My Clojure solutions for the annual Advent of Code. Currently, only solutions for 2020, although I may backfill my (partial) 2019 solutions.
In order:
- 100% the AOC in a timely manner
- Take minimal Advent-specific help from r/adventofcode or the Clojurians advent channel
- Write reasonably idiomatic Clojure code, of reasonable quality
I finished the AOC on December 30th! It was a tremendously fun ride, and very satisfying to complete.
I took minimal help from the internet:
- I took help from the Clojurians channel -- from Aleksandr Zhuravlёv in particular -- on day 23, and was grateful to learn about deftype and how it enables one to define mutable Java types.

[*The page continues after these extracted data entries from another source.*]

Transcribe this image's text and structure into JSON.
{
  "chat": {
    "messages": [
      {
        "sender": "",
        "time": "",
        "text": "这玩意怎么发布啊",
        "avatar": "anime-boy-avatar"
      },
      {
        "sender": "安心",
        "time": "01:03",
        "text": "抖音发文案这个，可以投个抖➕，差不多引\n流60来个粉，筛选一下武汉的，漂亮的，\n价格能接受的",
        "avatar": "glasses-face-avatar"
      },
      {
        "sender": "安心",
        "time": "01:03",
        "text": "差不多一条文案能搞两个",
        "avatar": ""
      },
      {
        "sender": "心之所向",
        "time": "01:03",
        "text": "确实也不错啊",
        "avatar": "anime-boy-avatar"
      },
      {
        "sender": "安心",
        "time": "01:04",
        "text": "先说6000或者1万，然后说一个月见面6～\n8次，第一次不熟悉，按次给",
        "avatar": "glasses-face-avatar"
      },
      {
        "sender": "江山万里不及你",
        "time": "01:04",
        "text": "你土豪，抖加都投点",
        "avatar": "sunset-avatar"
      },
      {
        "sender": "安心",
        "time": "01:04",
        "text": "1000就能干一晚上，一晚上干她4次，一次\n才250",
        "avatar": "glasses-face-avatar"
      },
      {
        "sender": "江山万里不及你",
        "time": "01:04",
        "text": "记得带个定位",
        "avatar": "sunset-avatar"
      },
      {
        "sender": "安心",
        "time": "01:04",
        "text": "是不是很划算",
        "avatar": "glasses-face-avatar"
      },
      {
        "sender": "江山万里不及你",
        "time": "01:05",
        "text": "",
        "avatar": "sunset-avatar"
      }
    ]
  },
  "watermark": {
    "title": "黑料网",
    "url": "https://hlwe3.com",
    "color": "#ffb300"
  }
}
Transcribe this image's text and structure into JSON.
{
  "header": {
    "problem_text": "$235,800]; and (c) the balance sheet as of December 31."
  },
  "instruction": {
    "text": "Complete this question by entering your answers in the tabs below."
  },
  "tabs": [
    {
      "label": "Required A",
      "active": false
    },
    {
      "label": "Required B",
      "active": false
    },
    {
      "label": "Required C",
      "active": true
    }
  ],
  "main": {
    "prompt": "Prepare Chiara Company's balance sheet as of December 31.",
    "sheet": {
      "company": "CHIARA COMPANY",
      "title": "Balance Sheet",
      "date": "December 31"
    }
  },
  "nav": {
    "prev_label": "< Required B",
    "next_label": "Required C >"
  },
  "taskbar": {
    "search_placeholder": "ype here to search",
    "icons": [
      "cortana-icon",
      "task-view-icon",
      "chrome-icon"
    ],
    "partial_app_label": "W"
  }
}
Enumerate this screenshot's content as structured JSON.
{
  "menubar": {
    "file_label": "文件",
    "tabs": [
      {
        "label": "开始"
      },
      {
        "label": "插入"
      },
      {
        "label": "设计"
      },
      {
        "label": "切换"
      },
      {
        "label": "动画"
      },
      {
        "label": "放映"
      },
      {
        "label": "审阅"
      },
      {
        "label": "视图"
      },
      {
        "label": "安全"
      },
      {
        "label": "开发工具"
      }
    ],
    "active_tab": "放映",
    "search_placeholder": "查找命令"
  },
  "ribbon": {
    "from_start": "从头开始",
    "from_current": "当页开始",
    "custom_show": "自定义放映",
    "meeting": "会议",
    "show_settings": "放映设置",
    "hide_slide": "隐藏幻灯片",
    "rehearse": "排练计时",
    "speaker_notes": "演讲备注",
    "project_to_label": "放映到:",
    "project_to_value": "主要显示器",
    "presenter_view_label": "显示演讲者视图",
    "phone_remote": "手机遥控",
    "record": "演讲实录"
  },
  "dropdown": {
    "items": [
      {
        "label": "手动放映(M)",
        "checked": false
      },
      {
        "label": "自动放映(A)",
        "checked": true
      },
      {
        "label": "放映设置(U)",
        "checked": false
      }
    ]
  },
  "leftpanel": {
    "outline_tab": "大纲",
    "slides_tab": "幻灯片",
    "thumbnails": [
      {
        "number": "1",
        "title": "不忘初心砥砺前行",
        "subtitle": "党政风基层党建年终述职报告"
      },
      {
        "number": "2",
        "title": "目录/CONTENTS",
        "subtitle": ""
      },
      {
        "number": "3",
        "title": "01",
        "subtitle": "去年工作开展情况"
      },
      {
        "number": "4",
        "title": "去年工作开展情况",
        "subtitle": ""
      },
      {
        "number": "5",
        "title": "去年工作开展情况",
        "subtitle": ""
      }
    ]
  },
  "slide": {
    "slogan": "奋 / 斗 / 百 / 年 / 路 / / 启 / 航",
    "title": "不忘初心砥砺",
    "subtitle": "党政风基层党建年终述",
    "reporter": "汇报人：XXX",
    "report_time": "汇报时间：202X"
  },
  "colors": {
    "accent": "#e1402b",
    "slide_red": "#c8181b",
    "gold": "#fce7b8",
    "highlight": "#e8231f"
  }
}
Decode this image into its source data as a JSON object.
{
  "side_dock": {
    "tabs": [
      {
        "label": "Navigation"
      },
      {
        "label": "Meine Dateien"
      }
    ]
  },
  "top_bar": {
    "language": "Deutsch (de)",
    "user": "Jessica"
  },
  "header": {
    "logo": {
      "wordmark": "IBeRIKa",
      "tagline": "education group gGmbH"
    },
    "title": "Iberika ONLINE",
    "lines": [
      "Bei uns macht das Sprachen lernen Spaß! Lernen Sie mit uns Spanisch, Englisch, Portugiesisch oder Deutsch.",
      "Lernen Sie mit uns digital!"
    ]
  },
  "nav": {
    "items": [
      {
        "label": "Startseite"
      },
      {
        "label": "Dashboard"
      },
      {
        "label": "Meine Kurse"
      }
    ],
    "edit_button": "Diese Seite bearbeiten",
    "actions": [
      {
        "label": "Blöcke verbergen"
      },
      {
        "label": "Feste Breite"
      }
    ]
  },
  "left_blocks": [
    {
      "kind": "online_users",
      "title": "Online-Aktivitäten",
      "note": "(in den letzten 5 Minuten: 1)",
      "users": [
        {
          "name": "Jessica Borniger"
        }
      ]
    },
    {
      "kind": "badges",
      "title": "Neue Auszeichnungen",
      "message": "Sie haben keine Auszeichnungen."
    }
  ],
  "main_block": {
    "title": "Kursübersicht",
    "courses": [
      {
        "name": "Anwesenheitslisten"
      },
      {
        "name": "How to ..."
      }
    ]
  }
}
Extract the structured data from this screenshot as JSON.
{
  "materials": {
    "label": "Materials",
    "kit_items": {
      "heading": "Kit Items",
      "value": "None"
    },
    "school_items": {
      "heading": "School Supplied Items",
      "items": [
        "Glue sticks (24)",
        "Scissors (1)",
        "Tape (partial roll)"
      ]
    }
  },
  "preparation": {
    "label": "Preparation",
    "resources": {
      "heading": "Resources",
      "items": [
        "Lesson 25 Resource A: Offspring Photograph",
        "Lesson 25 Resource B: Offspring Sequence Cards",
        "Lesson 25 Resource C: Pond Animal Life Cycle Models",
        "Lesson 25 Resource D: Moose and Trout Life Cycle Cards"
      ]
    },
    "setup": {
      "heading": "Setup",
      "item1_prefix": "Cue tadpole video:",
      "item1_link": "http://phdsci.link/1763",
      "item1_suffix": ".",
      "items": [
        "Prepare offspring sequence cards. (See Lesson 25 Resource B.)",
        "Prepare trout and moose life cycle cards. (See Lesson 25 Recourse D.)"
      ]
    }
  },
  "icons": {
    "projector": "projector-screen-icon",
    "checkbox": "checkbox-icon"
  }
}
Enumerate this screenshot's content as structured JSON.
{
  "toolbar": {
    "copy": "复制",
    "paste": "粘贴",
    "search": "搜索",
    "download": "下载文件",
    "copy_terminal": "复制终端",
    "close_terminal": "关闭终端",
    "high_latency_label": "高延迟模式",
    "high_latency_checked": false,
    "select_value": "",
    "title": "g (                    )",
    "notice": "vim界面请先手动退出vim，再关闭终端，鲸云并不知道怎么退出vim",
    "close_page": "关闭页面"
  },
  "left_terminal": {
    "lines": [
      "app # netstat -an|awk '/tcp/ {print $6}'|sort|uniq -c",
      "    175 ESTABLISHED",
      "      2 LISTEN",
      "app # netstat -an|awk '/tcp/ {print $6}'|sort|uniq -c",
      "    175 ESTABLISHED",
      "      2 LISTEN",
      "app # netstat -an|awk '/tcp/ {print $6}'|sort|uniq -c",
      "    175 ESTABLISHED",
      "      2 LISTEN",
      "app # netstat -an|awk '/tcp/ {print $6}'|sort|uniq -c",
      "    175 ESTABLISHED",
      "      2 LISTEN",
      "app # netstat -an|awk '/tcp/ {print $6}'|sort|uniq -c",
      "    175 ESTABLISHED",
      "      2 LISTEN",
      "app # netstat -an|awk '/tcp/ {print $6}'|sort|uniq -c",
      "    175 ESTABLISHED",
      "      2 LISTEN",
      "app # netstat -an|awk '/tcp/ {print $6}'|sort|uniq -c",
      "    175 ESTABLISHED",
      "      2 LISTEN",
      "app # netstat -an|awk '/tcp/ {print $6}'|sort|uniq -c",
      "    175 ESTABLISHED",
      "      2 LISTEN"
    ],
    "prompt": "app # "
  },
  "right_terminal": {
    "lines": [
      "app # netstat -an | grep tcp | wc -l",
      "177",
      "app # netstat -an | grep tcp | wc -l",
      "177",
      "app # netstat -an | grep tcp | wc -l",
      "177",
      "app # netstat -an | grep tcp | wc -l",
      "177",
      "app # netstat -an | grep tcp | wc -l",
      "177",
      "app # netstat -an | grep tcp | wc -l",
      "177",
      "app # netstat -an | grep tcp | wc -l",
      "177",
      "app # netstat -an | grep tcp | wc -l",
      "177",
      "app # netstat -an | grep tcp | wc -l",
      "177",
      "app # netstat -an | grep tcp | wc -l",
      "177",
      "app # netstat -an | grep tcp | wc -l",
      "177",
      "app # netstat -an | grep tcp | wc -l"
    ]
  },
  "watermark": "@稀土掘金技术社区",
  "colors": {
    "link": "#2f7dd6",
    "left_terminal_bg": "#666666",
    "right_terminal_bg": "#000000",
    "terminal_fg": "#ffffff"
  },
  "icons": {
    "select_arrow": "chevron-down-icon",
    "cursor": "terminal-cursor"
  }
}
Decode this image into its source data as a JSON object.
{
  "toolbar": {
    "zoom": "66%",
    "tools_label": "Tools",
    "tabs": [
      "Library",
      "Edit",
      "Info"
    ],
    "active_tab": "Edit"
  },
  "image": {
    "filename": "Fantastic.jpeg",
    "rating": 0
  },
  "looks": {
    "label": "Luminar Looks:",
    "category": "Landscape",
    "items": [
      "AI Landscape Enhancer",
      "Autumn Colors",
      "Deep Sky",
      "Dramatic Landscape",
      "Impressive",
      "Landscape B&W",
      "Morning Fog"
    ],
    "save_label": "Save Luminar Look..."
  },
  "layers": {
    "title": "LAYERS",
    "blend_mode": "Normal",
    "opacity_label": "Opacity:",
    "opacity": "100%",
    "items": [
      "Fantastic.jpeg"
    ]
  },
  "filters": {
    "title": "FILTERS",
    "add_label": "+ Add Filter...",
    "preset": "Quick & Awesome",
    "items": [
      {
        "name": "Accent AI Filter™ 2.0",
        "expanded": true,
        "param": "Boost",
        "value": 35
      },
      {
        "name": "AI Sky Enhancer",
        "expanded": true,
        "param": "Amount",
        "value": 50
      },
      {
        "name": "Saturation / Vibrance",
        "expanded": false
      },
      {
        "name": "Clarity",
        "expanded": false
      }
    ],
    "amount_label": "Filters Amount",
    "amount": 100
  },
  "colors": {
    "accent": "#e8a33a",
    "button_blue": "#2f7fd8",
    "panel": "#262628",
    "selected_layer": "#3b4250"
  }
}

- I learned about Instaparse from the Slack channel, and used it to redo my day 19 solution.
- I learned about
*warn-on-reflection*
,*unchecked-math*
from Clojurians, and applied where appropriate
I reviewed Clojurian solutions after my own completion; occasionally I applied something I saw to clean up my own code, but for the most part my solutions are unchanged from their original form.
In order to finish on time and leave room for my day job and holiday fun, I sacrificed somewhat on code quality, but not so much that I'm embarrassed to publicize the repo.
In the beginning I played around with abstracting out some boilerplate using a function called day
; while it helped me move fast in the beginning, it proved to hinder me as the solutions got more verbose.
- Create utility functions for repetitive tasks, namely input parsing, working with grids/coordinates
- If optimizing on time-to-star, search for and make use of libraries, clojure.walk, etc.